There are still many challenges involved with the quantitative interpretation of downhole distributed‐temperature measurements for diagnosing multistage‐fracturing treatments in horizontal wells. These challenges include handling enormous amounts of data measured by the sensors in a continuous time and space domain, a ready‐to‐use fast and robust forward model to simulate temperature behavior, and an efficient algorithm to invert the parameters that are of interest. Because multistage fracturing involves many uncertain parameters (ranging from reservoir properties to treatment design, to fracture geometries and conductivity), the problem becomes extremely complicated when the measured temperature is inverted to a downhole flow profile. In this study we present an approach for combining forward and inverse models to interpret downhole temperature data. Our goal was to improve computational efficiency. Field data from a gas well in the Marcellus Shale were used to illustrate the feasibility of quantitative interpretation of temperature measurement for fracture diagnosis.
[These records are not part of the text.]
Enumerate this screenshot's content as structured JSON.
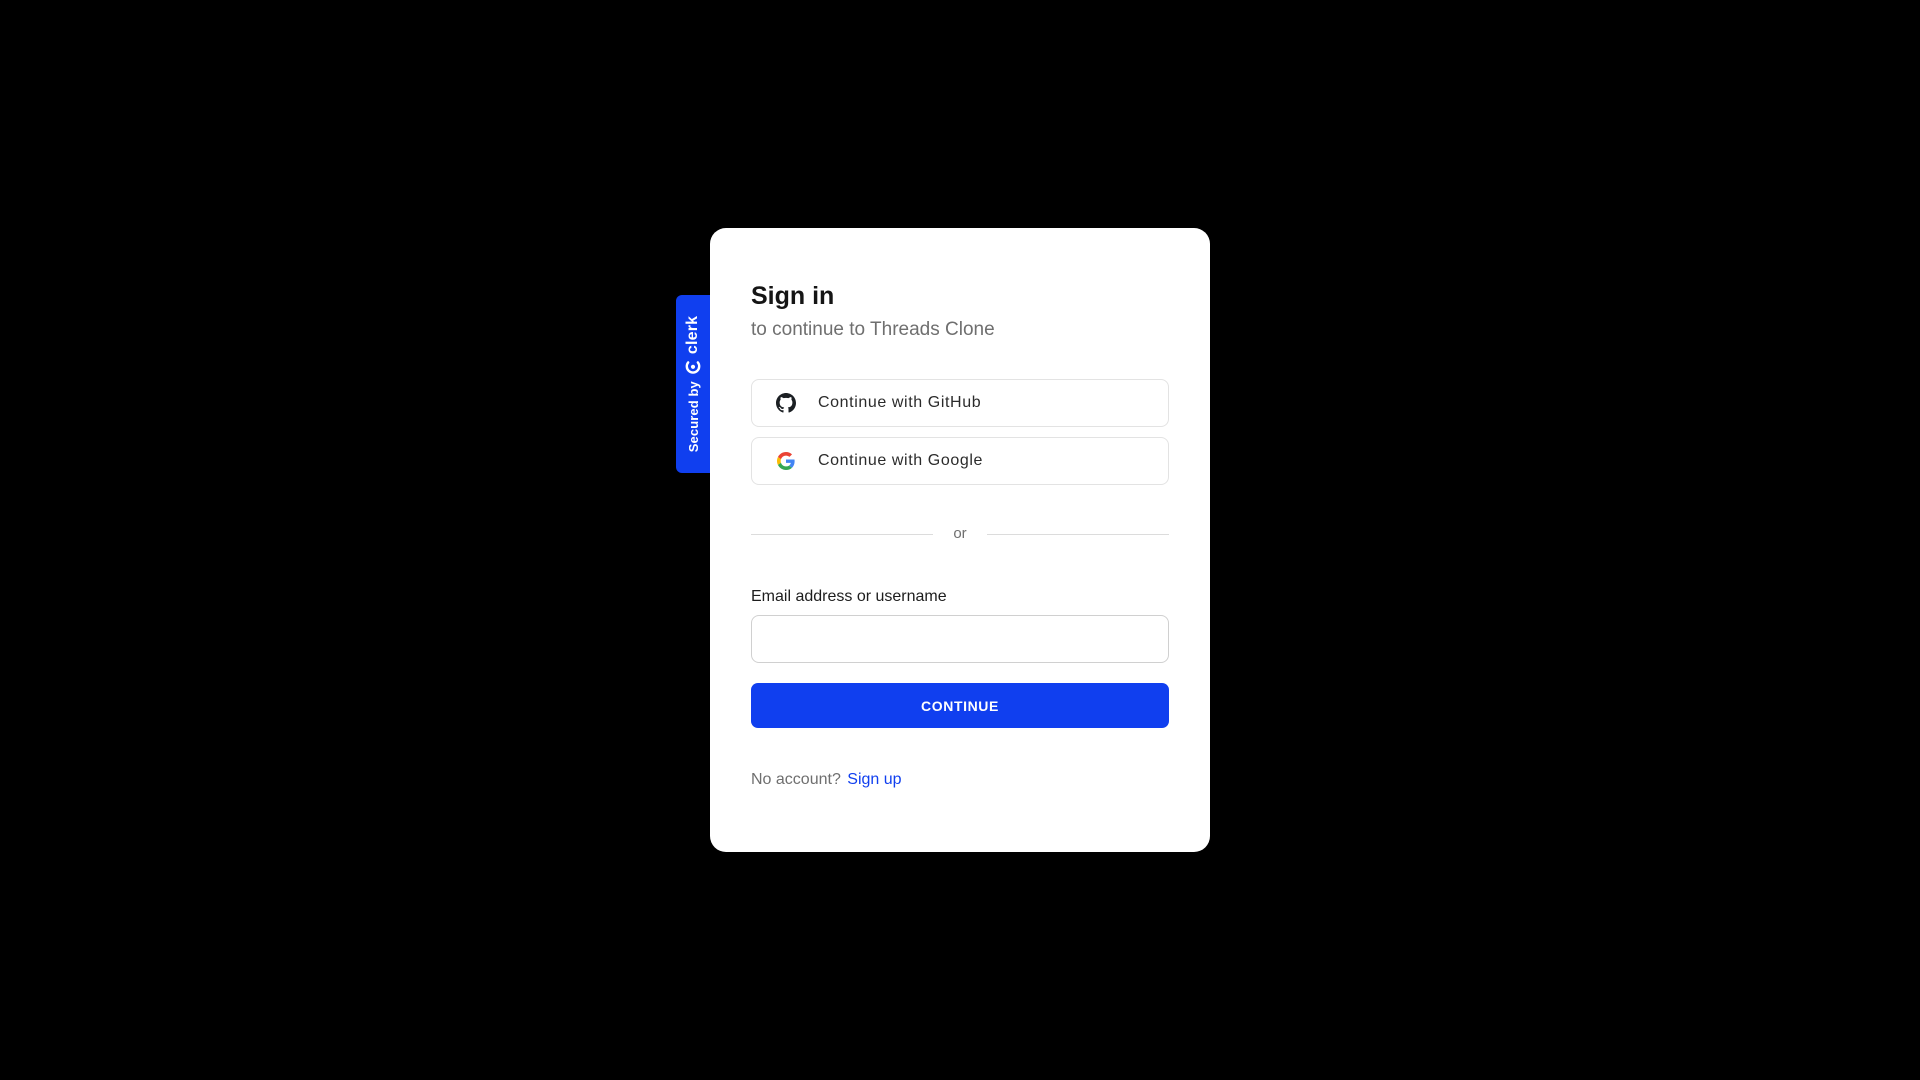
{
  "badge": {
    "secured_text": "Secured by",
    "brand": "clerk",
    "logo_icon": "clerk-logo-icon"
  },
  "signin": {
    "title": "Sign in",
    "subtitle": "to continue to Threads Clone"
  },
  "social": [
    {
      "label": "Continue with GitHub",
      "icon": "github-icon"
    },
    {
      "label": "Continue with Google",
      "icon": "google-icon"
    }
  ],
  "divider": {
    "text": "or"
  },
  "form": {
    "email_label": "Email address or username",
    "email_value": "",
    "email_placeholder": "",
    "continue_label": "CONTINUE"
  },
  "footer": {
    "prompt": "No account?",
    "signup_link": "Sign up"
  },
  "colors": {
    "background": "#000000",
    "card": "#ffffff",
    "accent": "#103fef"
  }
}
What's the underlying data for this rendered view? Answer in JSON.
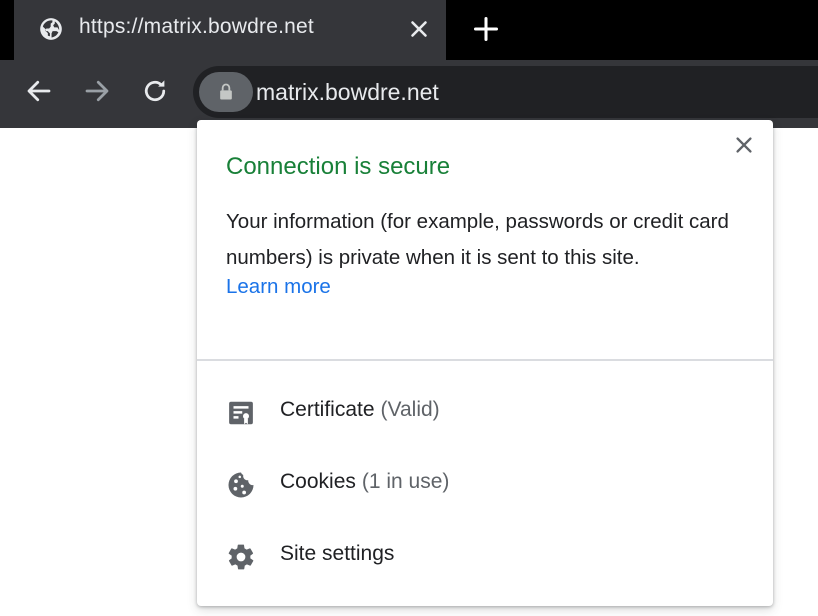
{
  "tab": {
    "title": "https://matrix.bowdre.net",
    "favicon_icon": "globe-icon",
    "close_icon": "close-icon"
  },
  "new_tab_icon": "plus-icon",
  "toolbar": {
    "back_icon": "arrow-left-icon",
    "forward_icon": "arrow-right-icon",
    "reload_icon": "reload-icon",
    "lock_icon": "lock-icon",
    "url": "matrix.bowdre.net"
  },
  "popup": {
    "title": "Connection is secure",
    "description": "Your information (for example, passwords or credit card numbers) is private when it is sent to this site.",
    "learn_more": "Learn more",
    "close_icon": "close-icon",
    "items": [
      {
        "label": "Certificate",
        "sub": "(Valid)",
        "icon": "certificate-icon"
      },
      {
        "label": "Cookies",
        "sub": "(1 in use)",
        "icon": "cookie-icon"
      },
      {
        "label": "Site settings",
        "sub": "",
        "icon": "gear-icon"
      }
    ]
  },
  "colors": {
    "title_green": "#188038",
    "link_blue": "#1a73e8",
    "toolbar_bg": "#35363a",
    "tabstrip_bg": "#000000"
  }
}
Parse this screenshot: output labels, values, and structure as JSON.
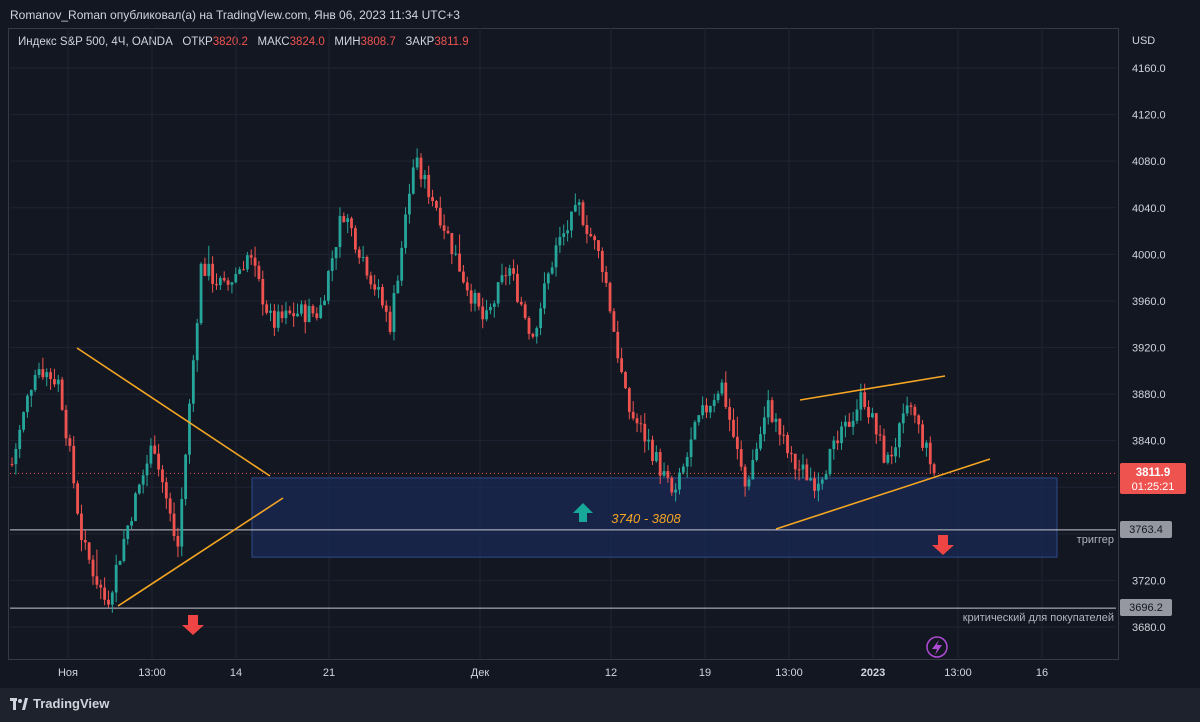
{
  "header": {
    "publisher_line": "Romanov_Roman опубликовал(а) на TradingView.com, Янв 06, 2023 11:34 UTC+3"
  },
  "legend": {
    "symbol": "Индекс S&P 500, 4Ч, OANDA",
    "open_label": "ОТКР",
    "open_value": "3820.2",
    "high_label": "МАКС",
    "high_value": "3824.0",
    "low_label": "МИН",
    "low_value": "3808.7",
    "close_label": "ЗАКР",
    "close_value": "3811.9"
  },
  "price_axis": {
    "currency": "USD",
    "current_price": "3811.9",
    "countdown": "01:25:21",
    "trigger_level": "3763.4",
    "critical_level": "3696.2"
  },
  "annotations": {
    "zone_label": "3740 - 3808",
    "trigger_text": "триггер",
    "critical_text": "критический для покупателей"
  },
  "footer": {
    "brand": "TradingView"
  },
  "colors": {
    "bull": "#26a69a",
    "bear": "#ef5350",
    "pattern": "#f5a623",
    "zone_fill": "#1a2a55",
    "zone_border": "#2f4a8a",
    "background": "#131722"
  },
  "chart_data": {
    "type": "candlestick",
    "symbol": "Индекс S&P 500",
    "interval": "4Ч",
    "ylim": [
      3655,
      4180
    ],
    "y_ticks": [
      3680.0,
      3720.0,
      3760.0,
      3800.0,
      3840.0,
      3880.0,
      3920.0,
      3960.0,
      4000.0,
      4040.0,
      4080.0,
      4120.0,
      4160.0
    ],
    "y_tick_labels": [
      "3680.0",
      "3720.0",
      "",
      "",
      "3840.0",
      "3880.0",
      "3920.0",
      "3960.0",
      "4000.0",
      "4040.0",
      "4080.0",
      "4120.0",
      "4160.0"
    ],
    "x_tick_labels": [
      "Ноя",
      "13:00",
      "14",
      "21",
      "Дек",
      "12",
      "19",
      "13:00",
      "2023",
      "13:00",
      "16"
    ],
    "horizontal_levels": [
      {
        "name": "триггер",
        "value": 3763.4
      },
      {
        "name": "критический для покупателей",
        "value": 3696.2
      }
    ],
    "zone": {
      "low": 3740,
      "high": 3808
    },
    "last_price": 3811.9,
    "series_path": [
      [
        3845,
        3820
      ],
      [
        3910,
        3905
      ],
      [
        3860,
        3890
      ],
      [
        3790,
        3750
      ],
      [
        3710,
        3700
      ],
      [
        3760,
        3775
      ],
      [
        3850,
        3840
      ],
      [
        3750,
        3745
      ],
      [
        3955,
        3990
      ],
      [
        3990,
        3970
      ],
      [
        4030,
        4000
      ],
      [
        3930,
        3940
      ],
      [
        3960,
        3950
      ],
      [
        3930,
        3950
      ],
      [
        4030,
        4038
      ],
      [
        4005,
        3990
      ],
      [
        3945,
        3940
      ],
      [
        4085,
        4080
      ],
      [
        4060,
        4040
      ],
      [
        3995,
        3985
      ],
      [
        3920,
        3940
      ],
      [
        3980,
        3990
      ],
      [
        3925,
        3930
      ],
      [
        4000,
        4005
      ],
      [
        4140,
        4040
      ],
      [
        4005,
        3990
      ],
      [
        3880,
        3870
      ],
      [
        3840,
        3835
      ],
      [
        3810,
        3790
      ],
      [
        3850,
        3855
      ],
      [
        3888,
        3890
      ],
      [
        3775,
        3800
      ],
      [
        3875,
        3870
      ],
      [
        3830,
        3820
      ],
      [
        3800,
        3805
      ],
      [
        3850,
        3840
      ],
      [
        3885,
        3880
      ],
      [
        3810,
        3820
      ],
      [
        3865,
        3870
      ],
      [
        3820,
        3812
      ]
    ]
  }
}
The forward model used the fast‐marching method (FMM). The forward simulation was an order of magnitude faster than the semianalytical model, which is the essential contribution for successfully applying the method in the field case. The improved inversion procedure increased the efficiency of the interpretation. The inversion procedure began with a sensitivity study to select the inversion parameters among various other parameters, such as fracture half‐length and the fracture conductivity, and to determine the impact of their uncertainty on inversion. The inversion model used the initial analysis of the temperature gradient to identify the fracture locations with significant temperature changes for interpretation and eliminated the rest of the fracture locations from interpretation. Thus, we obtained a prior estimation of the selected inversion parameters, which was used as an initial estimate for the inversion process. This prior estimation saved significant computation. The inversion was performed fracture by fracture using either parallel computing or sequential computing on the basis of the sensor locations.

We began with a synthetic example containing multiple fractures to illustrate the approach and test the procedure accuracy and computation speed. The primary inversion parameter was flow rate, though we also interpreted either fracture length or fracture conductivity when assuming all the other parameters as additional constraints. With an adequate initial estimate, the inverted parameters matched the reference “true value” properly. The inversion process converged with reasonable iterations for each fracture (2–3 iterations). The operation time highlights the advantages of the inversion approach presented in this paper. The guided initial estimation ensured that the gradient inversion approach converged and avoided local minimization. Finally, a field application for interpreting the DTS measurement for the flow profile of the multistage‐fractured horizontal well was performed using this inversion method, and it showed encouraging results.

The results of our investigation illustrate the procedure feasibility for using temperature data to diagnose a multistage‐fracturing treatment. Our proposed inversion model was fast and reliable and provided a promising tool that can be used to quantitatively interpret downhole temperature data.